PhD in Informatics Seminar #1 2021/2022 | DI Ciências ULisboa

Title: Deep learning interpretation to understand RNA splicing
Speaker: Pedro Barbosa, LASIGE/DI-FCUL
Date: March 3, 12h
Where: Room C1.3.14

Abstract: Human cells have highly precise mechanisms to regulate fundamental molecular processes, such as RNA splicing. In splicing, specific signals embedded in RNA sequences are recognized, yet the way these signals are combined to produce a given phenotype are poorly understood. This is particularly relevant in a disease context, where a proper assessment of the impact of genetic variants on splicing has large clinical implications.

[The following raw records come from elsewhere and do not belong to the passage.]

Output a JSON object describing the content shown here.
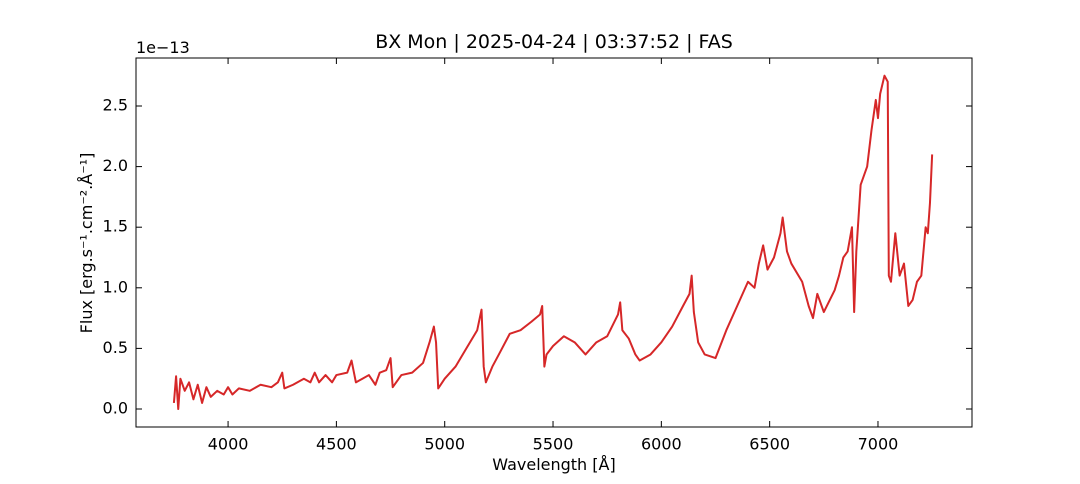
{
  "chart_data": {
    "type": "line",
    "title": "BX Mon | 2025-04-24 | 03:37:52 | FAS",
    "xlabel": "Wavelength [Å]",
    "ylabel": "Flux [erg.s⁻¹.cm⁻².Å⁻¹]",
    "y_offset": "1e−13",
    "color": "#d62728",
    "x": [
      3750,
      3760,
      3770,
      3780,
      3800,
      3820,
      3840,
      3860,
      3880,
      3900,
      3920,
      3950,
      3980,
      4000,
      4020,
      4050,
      4100,
      4150,
      4200,
      4230,
      4250,
      4260,
      4300,
      4350,
      4380,
      4400,
      4420,
      4450,
      4480,
      4500,
      4550,
      4570,
      4590,
      4620,
      4650,
      4680,
      4700,
      4730,
      4750,
      4760,
      4800,
      4850,
      4900,
      4930,
      4950,
      4960,
      4970,
      5000,
      5050,
      5100,
      5150,
      5170,
      5180,
      5190,
      5220,
      5250,
      5300,
      5350,
      5400,
      5440,
      5450,
      5460,
      5470,
      5500,
      5550,
      5600,
      5650,
      5700,
      5750,
      5800,
      5810,
      5820,
      5850,
      5880,
      5900,
      5950,
      6000,
      6050,
      6100,
      6130,
      6140,
      6150,
      6170,
      6200,
      6250,
      6300,
      6350,
      6400,
      6430,
      6450,
      6470,
      6490,
      6520,
      6550,
      6560,
      6580,
      6600,
      6650,
      6680,
      6700,
      6720,
      6750,
      6800,
      6820,
      6840,
      6860,
      6880,
      6890,
      6900,
      6920,
      6950,
      6970,
      6990,
      7000,
      7010,
      7030,
      7045,
      7050,
      7060,
      7080,
      7100,
      7120,
      7140,
      7160,
      7180,
      7200,
      7220,
      7230,
      7240,
      7250
    ],
    "values": [
      0.05,
      0.27,
      0.0,
      0.25,
      0.15,
      0.22,
      0.08,
      0.2,
      0.05,
      0.18,
      0.1,
      0.15,
      0.12,
      0.18,
      0.12,
      0.17,
      0.15,
      0.2,
      0.18,
      0.22,
      0.3,
      0.17,
      0.2,
      0.25,
      0.22,
      0.3,
      0.22,
      0.28,
      0.22,
      0.28,
      0.3,
      0.4,
      0.22,
      0.25,
      0.28,
      0.2,
      0.3,
      0.32,
      0.42,
      0.18,
      0.28,
      0.3,
      0.38,
      0.55,
      0.68,
      0.55,
      0.17,
      0.25,
      0.35,
      0.5,
      0.65,
      0.82,
      0.35,
      0.22,
      0.35,
      0.45,
      0.62,
      0.65,
      0.72,
      0.78,
      0.85,
      0.35,
      0.45,
      0.52,
      0.6,
      0.55,
      0.45,
      0.55,
      0.6,
      0.78,
      0.88,
      0.65,
      0.58,
      0.45,
      0.4,
      0.45,
      0.55,
      0.68,
      0.85,
      0.95,
      1.1,
      0.8,
      0.55,
      0.45,
      0.42,
      0.65,
      0.85,
      1.05,
      1.0,
      1.2,
      1.35,
      1.15,
      1.25,
      1.45,
      1.58,
      1.3,
      1.2,
      1.05,
      0.85,
      0.75,
      0.95,
      0.8,
      0.98,
      1.1,
      1.25,
      1.3,
      1.5,
      0.8,
      1.3,
      1.85,
      2.0,
      2.3,
      2.55,
      2.4,
      2.6,
      2.75,
      2.7,
      1.1,
      1.05,
      1.45,
      1.1,
      1.2,
      0.85,
      0.9,
      1.05,
      1.1,
      1.5,
      1.45,
      1.7,
      2.1
    ],
    "xlim": [
      3575,
      7434
    ],
    "xticks": [
      4000,
      4500,
      5000,
      5500,
      6000,
      6500,
      7000
    ],
    "ylim": [
      -0.1485,
      2.896
    ],
    "yticks": [
      {
        "value": 0,
        "label": "0.0"
      },
      0.5,
      {
        "value": 1,
        "label": "1.0"
      },
      1.5,
      {
        "value": 2,
        "label": "2.0"
      },
      2.5
    ]
  }
}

In this work, we use a performant deep learning model, SpliceAI, to study these mechanisms. SpliceAI is an opaque system that lacks explanatory value for the target audience. Hence, we aim to explore new strategies to interpret what SpliceAI learns. To accomplish this goal, we generated curated datasets deemed to be relevant for the task by finding regions in the genome whose splicing is affected by the removal of individual variables (aka splicing factors). Afterwards, we used these datasets to evaluate whether SpliceAI performance is not driven by underlying biases. We applied sensitivity analysis to the network and found that SpliceAI recapitulates previously known biological effects, reinforcing the potential of using these black-box models as a source of knowledge. These results lay the foundations for the development of a new explainable AI solution that decodes what SpliceAI learns into biologically interpretable expressions.